今回、大型バス2台に分乗して向かったのは埼玉県戸田市の3社。はじめに、東京都製紙原料協同組合所属の(株)大久保を訪問した。
地面にスケールを埋設しトラックごと古紙の積載量を測る荷受け工程から、禁忌品を除き品種別に分別する選別工程、コンベア搬送された古紙が大型梱包機で1トンの塊になる圧縮梱包工程までの流れを順に見学。ヤードの一画には、出張断裁を行う同社のシュレッダー搭載車が駐車しており、徹底管理された機密文書処理の手順を披露した。
また会議室では、大久保薫常務が古紙リサイクルできるもの・できないものに分別するクイズを出題。用意された写真、剥離紙、鶏卵パック、粉洗剤の箱など10数点は「実はすべてリサイクル不可」(同)。なぜ再利用できないのかを、素材ごとの特性と生じる品質トラブルに触れて解説した。
続いて、東京都製本工業組合所属の(株)善新堂へ。石坂善久社長が歓迎のあいさつを述べ、会社概要と事業内容を紹介した後、班に分かれて工場内を見学した。
並製本書籍専業の同社が得意とするのがコミック製本。工場の製本ラインでは最新のコミック本が次々と生み出され、見覚えのある作品を目にしては興奮しきりの様子だった。善新堂の一番の特長が、新書判192ページ専用の「一貫機」。巨大なロール給紙装置から両面1色の輪転機を経てスリット、丁合、バインダー、断裁、梱包を経て〝ジャンボロールがコミックになって出荷される〟一貫生産ラインを、ため息と共に見守った。
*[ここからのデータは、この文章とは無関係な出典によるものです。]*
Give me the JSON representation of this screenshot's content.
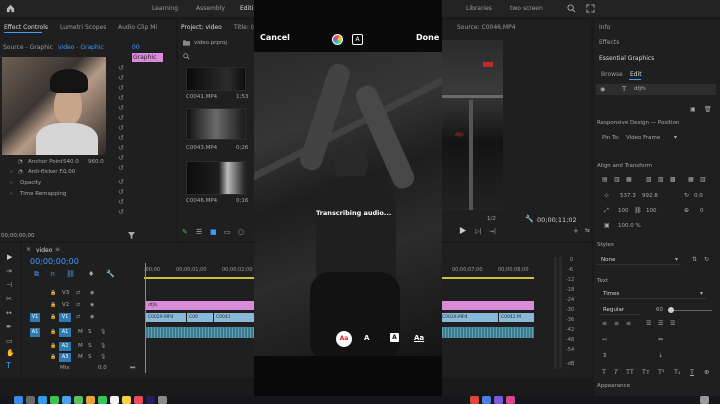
{
  "workspace_tabs": [
    "Learning",
    "Assembly",
    "Editi",
    "Libraries",
    "two screen"
  ],
  "effect_controls": {
    "tabs": [
      "Effect Controls",
      "Lumetri Scopes",
      "Audio Clip Mi"
    ],
    "source": "Source - Graphic",
    "sequence": "video - Graphic",
    "timecode": "00",
    "graphic_label": "Graphic",
    "params": [
      {
        "label": "Anchor Point",
        "v1": "540.0",
        "v2": "960.0"
      },
      {
        "label": "Anti-flicker F...",
        "v1": "0.00",
        "v2": ""
      }
    ],
    "sections": [
      "Opacity",
      "Time Remapping"
    ],
    "bottom_timecode": "00;00;00;00"
  },
  "project": {
    "tabs": [
      "Project: video",
      "Title: (n"
    ],
    "file": "video.prproj",
    "items": [
      {
        "name": "C0041.MP4",
        "dur": "1;53"
      },
      {
        "name": "C0043.MP4",
        "dur": "0;26"
      },
      {
        "name": "C0046.MP4",
        "dur": "0;16"
      }
    ]
  },
  "program": {
    "source_tab": "Source: C0046.MP4",
    "overlay_text": "dfjfs",
    "page": "1/2",
    "timecode": "00;00;11;02"
  },
  "phone": {
    "cancel": "Cancel",
    "done": "Done",
    "status": "Transcribing audio...",
    "style_buttons": [
      "Aa",
      "A",
      "A",
      "Aa"
    ]
  },
  "timeline": {
    "tab": "video",
    "timecode": "00;00;00;00",
    "ruler": [
      ":00;00",
      "00;00;01;00",
      "00;00;02;00",
      "00;00;07;00",
      "00;00;08;00"
    ],
    "tracks": [
      {
        "name": "V3",
        "clip": ""
      },
      {
        "name": "V2",
        "clip": ""
      },
      {
        "name": "V1",
        "clip": ""
      },
      {
        "name": "A1",
        "clip": ""
      },
      {
        "name": "A2",
        "clip": ""
      },
      {
        "name": "A3",
        "clip": ""
      }
    ],
    "mix_label": "Mix",
    "mix_value": "0.0",
    "graphic_clip": "dfjfs",
    "video_clips": [
      "C0029.MP4",
      "C00",
      "C0041",
      "C0029.MP4",
      "C0042.M"
    ],
    "meter_db": [
      "0",
      "-6",
      "-12",
      "-18",
      "-24",
      "-30",
      "-36",
      "-42",
      "-48",
      "-54",
      "-dB"
    ]
  },
  "essential_graphics": {
    "top_tabs": [
      "Info",
      "Effects"
    ],
    "title": "Essential Graphics",
    "tabs": [
      "Browse",
      "Edit"
    ],
    "layer_name": "dfjfs",
    "responsive": "Responsive Design — Position",
    "pin_label": "Pin To:",
    "pin_value": "Video Frame",
    "align_title": "Align and Transform",
    "pos_x": "537.3",
    "pos_y": "992.8",
    "rotation": "0.0",
    "scale": "100",
    "scale2": "100",
    "anchor_val": "0",
    "opacity": "100.0 %",
    "styles_title": "Styles",
    "styles_value": "None",
    "text_title": "Text",
    "font": "Times",
    "weight": "Regular",
    "size": "60",
    "appearance_title": "Appearance"
  },
  "colors": {
    "accent": "#3d9cff",
    "graphic_clip": "#d98bd9",
    "video_clip": "#8ab8d8",
    "audio_clip": "#3e7a8e"
  }
}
最後に訪れたのは、東京都印刷工業組合に所属する(株)ウエマツ。日印産連のGP認定工場で外観も近代的な2010年竣工の戸田工場は、18台125胴と国内屈指のオフセット枚葉機を擁する。一日平均1300版を出力するプリプレスルームをはじめ、用紙のシーズニングも兼ねた660パレットを収容する巨大なラック倉庫、18台の印刷機と、地上4階の各フロアをくまなく披露した。
工場内で目に留まったのが『異次元』の言葉。見学後の質疑応答でこれを問われた福田浩志社長は、現在推進中の経営計画の主題として「例えば『生産を5%伸ばせ』と言えば現場は伸ばすための工夫をするだろう。しかし『現在の倍作る方法を考えよ』では、実現するための発想はまったく異なってくる。常識とは別の次元、現在の延長戦上ではないまったく異なる発想を促したもの」と意図を説明した。印刷はまだまだ現場でけられる、福田社長は一同にエールを送った。